Addressing the media ahead of the US PGA Championship the 28-year-old said everyone keeps improving making victory ever more difficult.
“Everyone keeps getting better,” said Willett.
“We are all training harder. We are all practicing harder. We are all working a bit more clever.
“I think it’s kind of showing that with scores. Like I said, everyone now that’s in the top 30, 40, 50 in the world, they are all phenomenal golfers.
“If they pitch up, they have done their work and not many of them back down these days.”
The Englishman also believes that the sport has become more open since Tiger Wood’s injury problems brought to an end his period of dominance and that golfers have had to push them a little bit harder to be able to compete at the top.
He said: “When Tiger was at his best, he almost scared people away a little bit from competing with him.

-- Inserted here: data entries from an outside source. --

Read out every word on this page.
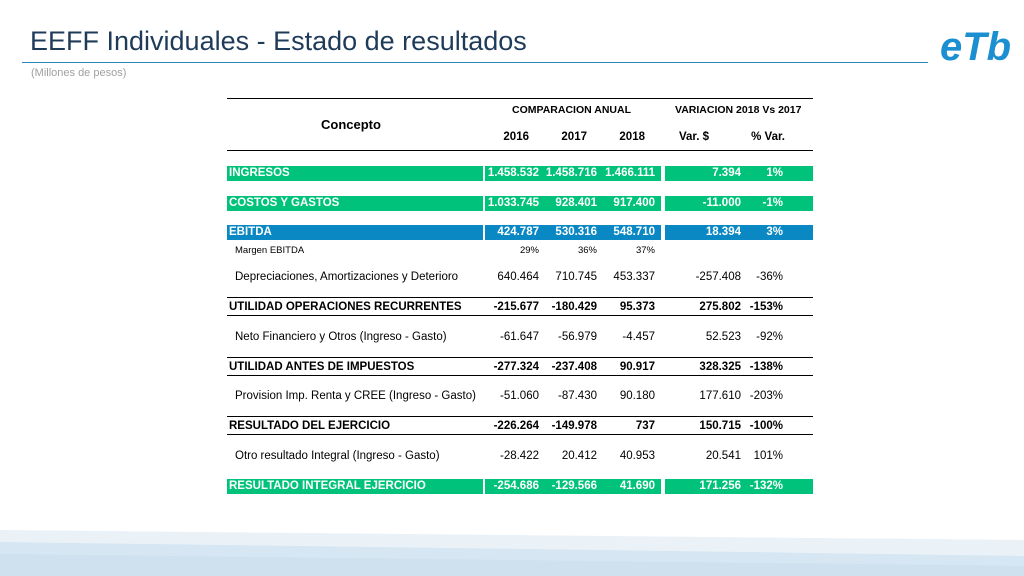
EEFF Individuales - Estado de resultados
(Millones de pesos)
eTb
Concepto
COMPARACION ANUAL	VARIACION 2018 Vs 2017
2016	2017	2018	Var. $	% Var.
INGRESOS	1.458.532 1.458.716 1.466.111	7.394	1%
COSTOS Y GASTOS	1.033.745	928.401	917.400	-11.000	-1%
EBITDA	424.787	530.316	548.710	18.394	3%
Margen EBITDA	29%	36%	37%
Depreciaciones, Amortizaciones y Deterioro	640.464	710.745	453.337	-257.408	-36%
UTILIDAD OPERACIONES RECURRENTES	-215.677	-180.429	95.373	275.802 -153%
Neto Financiero y Otros (Ingreso - Gasto)	-61.647	-56.979	-4.457	52.523	-92%
UTILIDAD ANTES DE IMPUESTOS	-277.324	-237.408	90.917	328.325 -138%
Provision Imp. Renta y CREE (Ingreso - Gasto)	-51.060	-87.430	90.180	177.610 -203%
RESULTADO DEL EJERCICIO	-226.264	-149.978	737	150.715 -100%
Otro resultado Integral (Ingreso - Gasto)	-28.422	20.412	40.953	20.541	101%
RESULTADO INTEGRAL EJERCICIO	-254.686	-129.566	41.690	171.256 -132%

“Now I think he’s helped everyone over the last ten or 15 years try to get to a level that he was at, and I don’t necessarily think anyone did get to that level.
“But in pushing people that little bit harder, I think that’s how you’ve seen some of the great golf that you’ve seen over the last two, three, four years within different people since Tiger has kind of fallen away a little bit.
“I think that golf’s in fantastic hands. I think you’re going to see the next ten or 15 years, I think you’ll see more records broke and more scoring records broken, and I think you’ll see a lot more different champions.
“Like I said, I think after Augusta, I think winning a Grand Slam these days is virtually impossible, and I think it’s definitely proved that this year with the three different winners that you’ve had at the first three majors.”